Title: The Gates of Neptune
Author: Gilbert L. Morris
Year Published: 1994
The Gates of Neptune is the second book in the Seven Sleepers series. The friend who loaned the books to me warned me that this book was the ‘obligatory water adventure’ that most fantasy series seem to have, and that this one was not really a shining example of the breed. I have to agree.
The Gates of Neptune follows right on the heels of Flight of Eagles, and the Seven Sleepers are soon separated from their fellow travelers. They find themselves on the edge of the ocean, where they are met by a Princess of Atlantis. The Sleepers follow her to the city, and learn quickly of the threat that is facing Atlantis.
Where The Flight of the Eagles focused primarily on Josh, The Gates of Neptune is Sarah’s book. She is the one Goel comes to and tells what they need to do, and she is the one who really learns to trust him and believe in his forgiveness. Despite the story focus, for the most part, though, she’s not a very interesting character.

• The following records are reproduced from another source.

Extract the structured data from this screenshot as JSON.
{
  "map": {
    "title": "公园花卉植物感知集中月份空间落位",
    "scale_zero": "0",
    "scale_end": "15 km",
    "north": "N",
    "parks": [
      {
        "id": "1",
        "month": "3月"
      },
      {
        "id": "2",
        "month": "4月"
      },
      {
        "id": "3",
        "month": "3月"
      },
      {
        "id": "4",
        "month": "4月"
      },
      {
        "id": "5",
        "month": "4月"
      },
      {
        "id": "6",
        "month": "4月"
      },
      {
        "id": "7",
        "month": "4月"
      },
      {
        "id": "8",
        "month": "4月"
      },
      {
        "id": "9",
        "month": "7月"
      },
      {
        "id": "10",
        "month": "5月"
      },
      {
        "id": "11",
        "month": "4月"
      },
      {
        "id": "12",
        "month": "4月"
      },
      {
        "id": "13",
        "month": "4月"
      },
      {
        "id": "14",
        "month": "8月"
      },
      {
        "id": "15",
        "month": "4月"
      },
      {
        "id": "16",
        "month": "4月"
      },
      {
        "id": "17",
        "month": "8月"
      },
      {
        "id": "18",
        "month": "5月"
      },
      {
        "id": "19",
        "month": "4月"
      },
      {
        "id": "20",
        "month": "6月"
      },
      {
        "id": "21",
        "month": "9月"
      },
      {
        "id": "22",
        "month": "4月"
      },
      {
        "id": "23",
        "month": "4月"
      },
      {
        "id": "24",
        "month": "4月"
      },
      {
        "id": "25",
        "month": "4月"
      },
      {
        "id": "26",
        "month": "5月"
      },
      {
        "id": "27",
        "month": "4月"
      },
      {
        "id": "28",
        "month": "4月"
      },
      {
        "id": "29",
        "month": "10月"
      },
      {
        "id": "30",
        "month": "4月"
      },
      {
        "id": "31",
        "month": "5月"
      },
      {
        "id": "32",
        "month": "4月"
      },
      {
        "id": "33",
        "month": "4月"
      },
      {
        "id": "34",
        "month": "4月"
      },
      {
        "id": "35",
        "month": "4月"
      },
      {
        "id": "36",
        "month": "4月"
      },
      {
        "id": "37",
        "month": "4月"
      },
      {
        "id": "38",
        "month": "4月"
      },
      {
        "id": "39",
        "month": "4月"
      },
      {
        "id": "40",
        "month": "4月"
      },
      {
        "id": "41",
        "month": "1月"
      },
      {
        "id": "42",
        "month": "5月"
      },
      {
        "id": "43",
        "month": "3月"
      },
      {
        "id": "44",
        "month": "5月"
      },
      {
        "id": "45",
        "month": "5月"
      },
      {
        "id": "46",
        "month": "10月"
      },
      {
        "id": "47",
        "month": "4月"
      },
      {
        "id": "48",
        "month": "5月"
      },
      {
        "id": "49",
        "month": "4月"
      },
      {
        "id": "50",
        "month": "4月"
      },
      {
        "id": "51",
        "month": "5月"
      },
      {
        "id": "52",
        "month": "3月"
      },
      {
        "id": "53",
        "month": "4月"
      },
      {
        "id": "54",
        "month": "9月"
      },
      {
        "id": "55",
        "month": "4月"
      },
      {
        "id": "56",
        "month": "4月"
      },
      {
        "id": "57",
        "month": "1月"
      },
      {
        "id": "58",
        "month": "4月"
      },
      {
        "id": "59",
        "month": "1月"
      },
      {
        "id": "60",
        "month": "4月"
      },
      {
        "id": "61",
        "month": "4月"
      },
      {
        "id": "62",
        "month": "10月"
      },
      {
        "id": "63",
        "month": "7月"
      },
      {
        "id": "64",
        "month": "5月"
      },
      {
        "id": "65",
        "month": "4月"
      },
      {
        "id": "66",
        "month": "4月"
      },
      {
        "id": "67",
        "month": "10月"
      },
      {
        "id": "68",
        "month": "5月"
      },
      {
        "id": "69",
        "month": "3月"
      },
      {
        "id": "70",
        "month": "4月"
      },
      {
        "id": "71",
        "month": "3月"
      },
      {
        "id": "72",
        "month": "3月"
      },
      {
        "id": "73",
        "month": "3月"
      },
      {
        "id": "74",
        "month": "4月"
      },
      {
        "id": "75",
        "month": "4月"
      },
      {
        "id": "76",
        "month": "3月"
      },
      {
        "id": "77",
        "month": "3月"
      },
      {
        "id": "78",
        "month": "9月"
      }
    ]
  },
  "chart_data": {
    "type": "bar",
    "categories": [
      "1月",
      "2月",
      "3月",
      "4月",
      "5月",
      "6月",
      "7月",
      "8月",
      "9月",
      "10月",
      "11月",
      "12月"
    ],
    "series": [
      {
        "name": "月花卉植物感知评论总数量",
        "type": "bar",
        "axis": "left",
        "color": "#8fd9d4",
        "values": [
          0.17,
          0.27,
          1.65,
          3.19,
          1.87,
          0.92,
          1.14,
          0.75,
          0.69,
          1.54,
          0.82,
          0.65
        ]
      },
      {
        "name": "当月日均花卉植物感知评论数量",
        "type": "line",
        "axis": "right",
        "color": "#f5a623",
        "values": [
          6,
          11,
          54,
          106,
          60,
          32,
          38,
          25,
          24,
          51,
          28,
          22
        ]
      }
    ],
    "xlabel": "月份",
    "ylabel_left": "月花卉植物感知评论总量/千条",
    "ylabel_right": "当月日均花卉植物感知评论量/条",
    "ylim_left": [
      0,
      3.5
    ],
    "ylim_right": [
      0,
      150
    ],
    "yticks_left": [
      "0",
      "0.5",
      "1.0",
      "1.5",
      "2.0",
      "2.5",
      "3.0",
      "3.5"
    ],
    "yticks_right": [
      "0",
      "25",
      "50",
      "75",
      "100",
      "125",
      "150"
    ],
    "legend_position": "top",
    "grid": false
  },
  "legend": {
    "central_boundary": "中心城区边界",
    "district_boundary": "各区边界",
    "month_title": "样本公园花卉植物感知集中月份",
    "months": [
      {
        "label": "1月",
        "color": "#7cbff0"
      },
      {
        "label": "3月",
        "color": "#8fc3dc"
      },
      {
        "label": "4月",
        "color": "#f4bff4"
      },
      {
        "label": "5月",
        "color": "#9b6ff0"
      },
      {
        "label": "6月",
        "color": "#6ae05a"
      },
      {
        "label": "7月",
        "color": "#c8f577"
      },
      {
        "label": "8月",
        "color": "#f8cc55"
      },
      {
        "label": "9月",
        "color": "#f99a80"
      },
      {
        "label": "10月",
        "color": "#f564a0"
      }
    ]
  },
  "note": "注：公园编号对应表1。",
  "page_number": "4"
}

Even the villain of the book is very easily see-through to somebody who is genre-savvy – it is very easy to deduce that he is being controlled by another outside force, which is made explicit very quickly. Freeing him is also far too easy – the battle takes place after.
The writing in the book remains solidly middle-grade, with paragraphs saying things like “they spoke at length” or “they discussed” where we don’t get to see the discussion go on. The pacing of the book suffers, as well, as the characters get from one point to another, and then stall there for a while, before continuing on. I was also expecting Val to have more of a twisty, dark background, but that also did not happen.
I do still want to know what happens, especially since I don’t have a sense of the overarching plot from Goel’s side yet (the Dark Side, yes).